There are ikky stories of digital assistants embedded in smart toys and robots that send back data (audio and visual!) to the powers above and beyond.


And a year ago news broke out that Siri was recording your messages and sending them back to Apple employees [Apple apologizes for listening to Siri conversations]. Shock horror. It’s about as unexpected as Kate Moss snorting cocaine. Apple retorted it was used to improve the algorithms. Oh that’s ok then. Please use my data for your benefit (which then implicitly becomes my benefit).


Evidently, I don’t use any of these voice assistants. Until my husband turned one on for fun a few days ago and started to try it out.


And then, something shattering occurred.


We became monsters.


We consider ourselves as socially liberal, polite, respectful, well-rounded, seamlessly integrated into our community human beings. But our interaction with Siri turned us into awful people.


- Hey Siri, what’s up. Is it going to rain?

- oh you don’t know. You’re useless.

- Hey Siri, what do you think of Alexa? Is she hotter than you?

- Yeah you’re jealous.

- Hey Siri, what’s in our fridge?

- You wanna cook for us? You’re no fun.

… and so on.


While we kept the inquisition family friendly (and I’m sure many conversation quickly go to the gutter) I couldn’t believe we became the high-school bullies for the overweight, bespectacled new girl in the playground. I felt such remorse that we turned Siri off. I was too embarrassed to talk to her again.


But where did this come from? Maybe it was the novelty factor that made this fun, but what right do we have to be so mean even to some hardware (ok, let’s not mention printers as there has been some tech violence committed in the past)?


Why did we feel that we can suddenly behave completely out of the boundaries of accepted behaviour as pure entertainment? Perhaps we are all bullies deep down that have conformed and adapted, yet the violence is latent within.


What happens if it’s not just a speaker or your phone, but a humanoid machine? It doesn’t have feelings, it doesn’t get tired, it’s metal, it can be switched off. Could you be excused to be offensive and aggressive to it? You paid for it after all, it’s yours.


Would it be plausible to make any parallels between how we would act towards such a creature and who we really are? Are we just under the influence of the drug of power?


In a way, this is comparable to the classic prison experiment (The Experiment film) where ordinary students were put in an alternating role play of prison guards and prisoners. Results were terrifying. But these were human beings that suffered, not machines.

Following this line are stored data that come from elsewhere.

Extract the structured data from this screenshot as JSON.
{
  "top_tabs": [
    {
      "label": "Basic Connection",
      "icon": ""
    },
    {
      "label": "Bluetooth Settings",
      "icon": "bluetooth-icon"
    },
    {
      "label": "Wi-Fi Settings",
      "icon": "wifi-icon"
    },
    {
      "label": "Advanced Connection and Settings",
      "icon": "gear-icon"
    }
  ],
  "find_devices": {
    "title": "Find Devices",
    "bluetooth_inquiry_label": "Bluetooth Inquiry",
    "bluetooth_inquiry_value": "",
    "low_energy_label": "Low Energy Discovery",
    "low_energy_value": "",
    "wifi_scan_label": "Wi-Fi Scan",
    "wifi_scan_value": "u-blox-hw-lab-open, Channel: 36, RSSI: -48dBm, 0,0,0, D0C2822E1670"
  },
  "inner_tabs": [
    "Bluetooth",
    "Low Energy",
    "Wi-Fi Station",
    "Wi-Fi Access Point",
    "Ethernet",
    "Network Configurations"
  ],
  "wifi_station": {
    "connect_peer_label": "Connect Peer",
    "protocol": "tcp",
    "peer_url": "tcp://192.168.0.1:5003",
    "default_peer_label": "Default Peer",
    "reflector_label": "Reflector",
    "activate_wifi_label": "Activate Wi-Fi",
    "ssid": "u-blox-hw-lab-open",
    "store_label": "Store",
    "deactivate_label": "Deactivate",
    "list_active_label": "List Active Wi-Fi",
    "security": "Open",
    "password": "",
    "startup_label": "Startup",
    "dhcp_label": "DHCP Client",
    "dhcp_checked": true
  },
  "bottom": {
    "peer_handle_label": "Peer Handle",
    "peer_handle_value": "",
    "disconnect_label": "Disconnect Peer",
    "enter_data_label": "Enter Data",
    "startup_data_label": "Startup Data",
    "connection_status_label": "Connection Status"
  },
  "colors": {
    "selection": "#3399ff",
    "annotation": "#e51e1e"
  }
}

The creation and popularisation of human-like robots brings enormous ethical and philosophical repercussions. The conversation goes, that respect to another being should be exercised and reinforced no matter who the other is - a dog, a tree, your phone (it’s too expensive sadly to throw out of the window), your friend or a stranger on the street. Just because we ‘own’ something shouldn’t give us right to mistreat it, as this could alter some deep embedded connections within us and wake up something inside that we really don’t like.